Alors, pensez ! Depuis quelques jours mes étapes bénéficient de cieux qui varient du bleu pâle au bleu azur profond, elles débutent par un fort vent de nord-nord-est qui amène une grande fraîcheur mais contribue à chasser sans faiblesse tout nuage. Le contraste avec la douceur du logis dont je sors est saisissant et met d’un coup tous mes sens aux aguets.
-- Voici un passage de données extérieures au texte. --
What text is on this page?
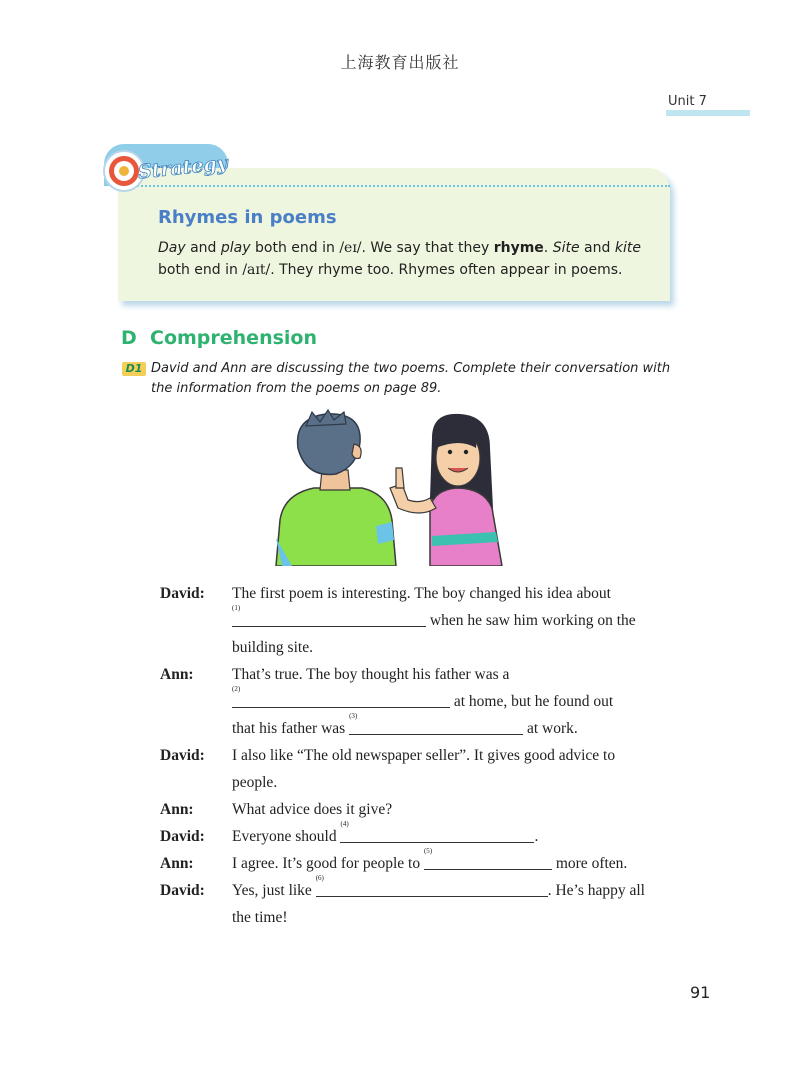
上海教育出版社
Unit 7
Strategy
Rhymes in poems
Day and play both end in /eɪ/. We say that they rhyme. Site and kite both end in /aɪt/. They rhyme too. Rhymes often appear in poems.
D Comprehension
D1 David and Ann are discussing the two poems. Complete their conversation with the information from the poems on page 89.
David:	The first poem is interesting. The boy changed his idea about
(1)
when he saw him working on the
building site.
Ann:	That’s true. The boy thought his father was a
(2)
at home, but he found out
that his father was
(3)
at work.
David:	I also like “The old newspaper seller”. It gives good advice to
people.
Ann:	What advice does it give?
David:	Everyone should
(4)
.
Ann:	I agree. It’s good for people to
(5)
more often.
David:	Yes, just like
(6)
. He’s happy all
the time!
91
Du premier coup d’oeil j’embrasse la campagne, ses prairies fleuries où paissent de paisibles vaches Holstein, ce matin des chevaux et des lamas (ce n’était pas un songe, promis), ses landes dorées des reflets des ajoncs et des genêts, ses bois de hêtres, de charmes et de chênes, quelques pins de-ci de-là. J’observe la course éperdue d’un chevreuil, de deux lapins ou lièvres, l’envol bruyant d’une compagnie de perdreaux, parfois, à ce que je crois, d’un coq de bruyère. les coucous sont matinaux, les tourterelles déjà roucoulent, les piverts entament leur petit déjeuner rythmé, dans une cacophonie joyeuse de chants aigus d’oiseaux divers que je suis loin de tous reconnaitre. Les premiers rayons du soleil, avant même de réchauffer la campagne, se reflètent de brins en brins, de brindilles en brindilles sur lesquels perle la rosée. Son scintillement argenté semble alors défier pour un temps la domination jaune qui bientôt s’imposera sans peine. Les senteurs subtiles de la terre, des fleurs, de l’herbe et des arbustes sont perçues avant même que la chaleur du jour ne les exhale. Le marcheur solitaire et matinal est quant à lui saisi chaque fois de stupeur que de telles merveilles existent, qu’elles aient cette puissance d’évoquer l’image du bonheur. Alors, hors toute métaphore, les larmes montent comme la rosée du coeur, le léger brouillard qui estompe alors les formes accroit la magie de ce que les yeux voient et l’esprit perçoit. Qui aura encore l’audace de me demander pourquoi je marche ?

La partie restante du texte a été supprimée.